Visionary Program Eyes the Future
On a clear day, the view from the top floor of Jordan Hall extends toward downtown Raleigh, sweeping over a lush landscape of tall trees concealing homes, shops and streets under a canopy of green. It’s no surprise that the Center for Earth Observation set up shop here, high above Western Boulevard on the edge of central campus.
After all, if your business is geospatial research, location is everything.
“We live in space,” says Hugh Devine, the center’s director. “Everything happens somewhere, so it’s all our domain.”
The center, which recently added a visualization lab, will demonstrate some of its most advanced tools at an open house 4-6 p.m. Thursday, May 9. There’s lots to see.
On a typical day in the center, you may find grad student Rahul Bhosle using a data visualization program to find the optimal locations for food distribution centers in poor neighborhoods where access to affordable food is limited. Or you may run into Makiko Shukunobe, a recent graduate who’s developing a virtual reality program that could be used to help train firefighters.
Highly Collaborative
In fact, the uses of geospatial technology are surprisingly varied and nearly limitless.

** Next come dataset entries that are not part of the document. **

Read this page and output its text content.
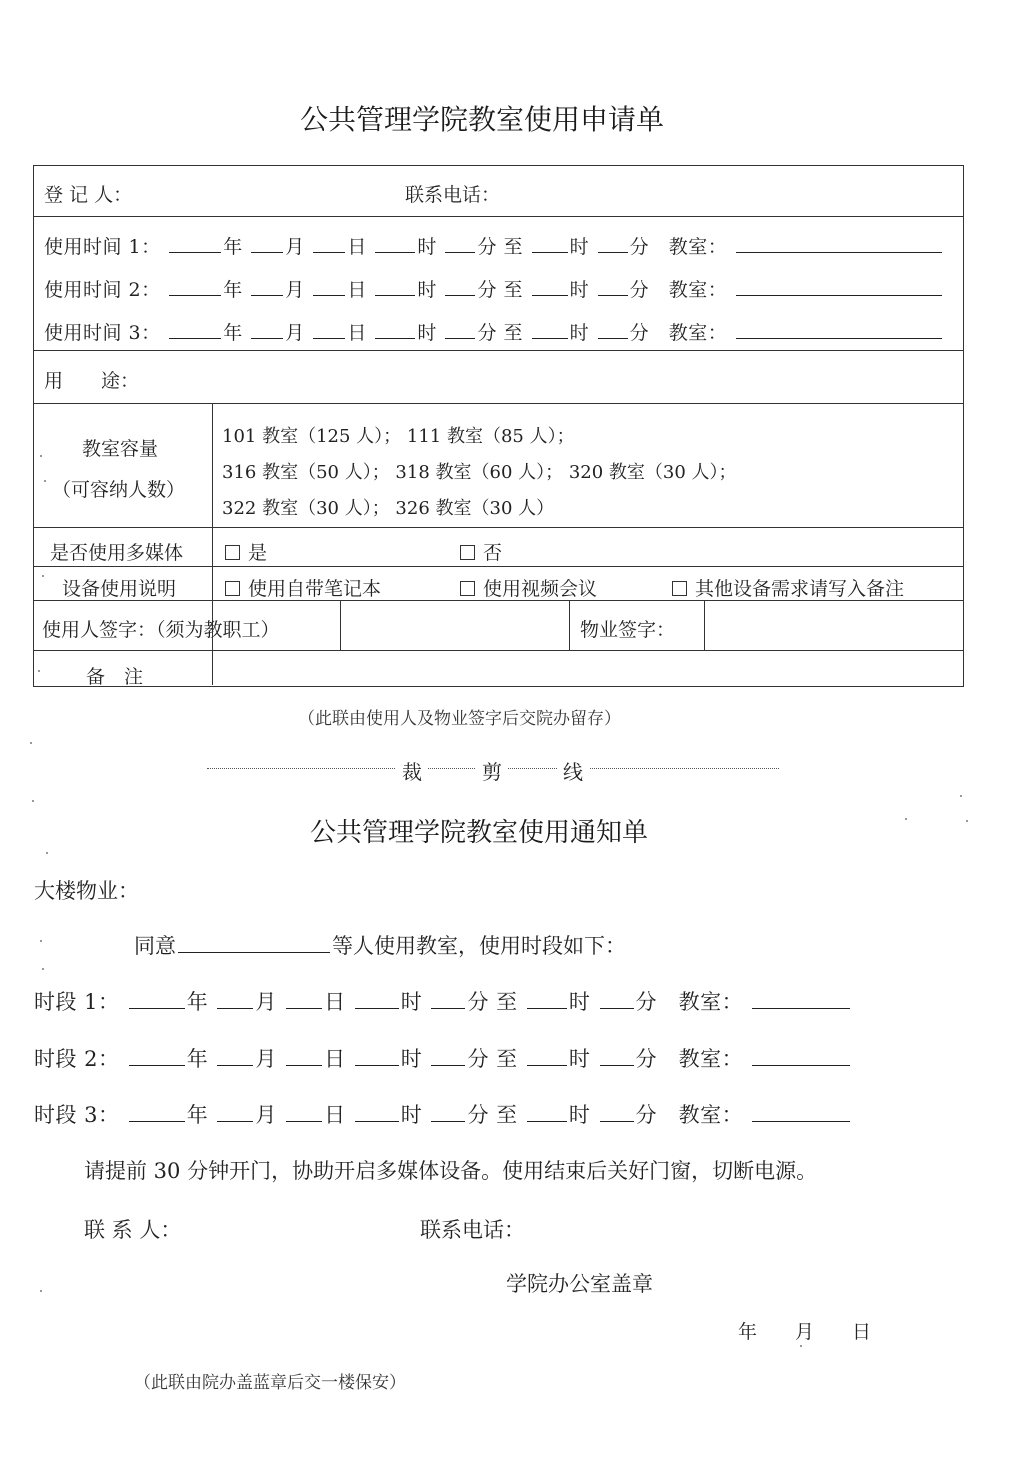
公共管理学院教室使用申请单
登 记 人：	联系电话：
使用时间 1：	年 月 日	时 分 至 时 分 教室：
使用时间 2：	年 月 日	时 分 至 时 分 教室：
使用时间 3：	年 月 日	时 分 至 时 分 教室：
用　　途：
教室容量
（可容纳人数）
101 教室（125 人）； 111 教室（85 人）；
316 教室（50 人）； 318 教室（60 人）； 320 教室（30 人）；
322 教室（30 人）； 326 教室（30 人）
是否使用多媒体	是	否
设备使用说明	使用自带笔记本	使用视频会议	其他设备需求请写入备注
使用人签字：（须为教职工）	物业签字：
备　注
（此联由使用人及物业签字后交院办留存）
裁	剪	线
公共管理学院教室使用通知单
大楼物业：
同意	等人使用教室，使用时段如下：
时段 1：	年 月 日	时 分 至 时 分 教室：
时段 2：	年 月 日	时 分 至 时 分 教室：
时段 3：	年 月 日	时 分 至 时 分 教室：
请提前 30 分钟开门，协助开启多媒体设备。使用结束后关好门窗，切断电源。
联 系 人：	联系电话：
学院办公室盖章
年　　月　　日
（此联由院办盖蓝章后交一楼保安）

“It’s tied into things as far flung as environmental engineering, natural resource management, archeology, city planning, landscape architecture, bioinformatics and law enforcement,” Devine says. “It touches anything that involves transportation, mapping, moving and locational data.”
To prove it, he points to collaborations the center has with more than 20 departments at NC State this year, as well as partnerships with the new Hunt Library on Centennial Campus and the Nature Research Center at the Museum of Natural Sciences.
“It’s a wonderful field to be in,” he adds. “You deal with everybody.”
Skills in Demand
The center offers a Master of Geospatial Information Science and Technology as well as a graduate certificate and two graduate minors. The discipline is popular with students, Devine says, because the skills it teaches are in demand.
“Geospatial information trades into more competitiveness in the job markets,” he says.
As a result, the program is “bursting at the seams,” with 150 master’s students and 180 certificate students this semester.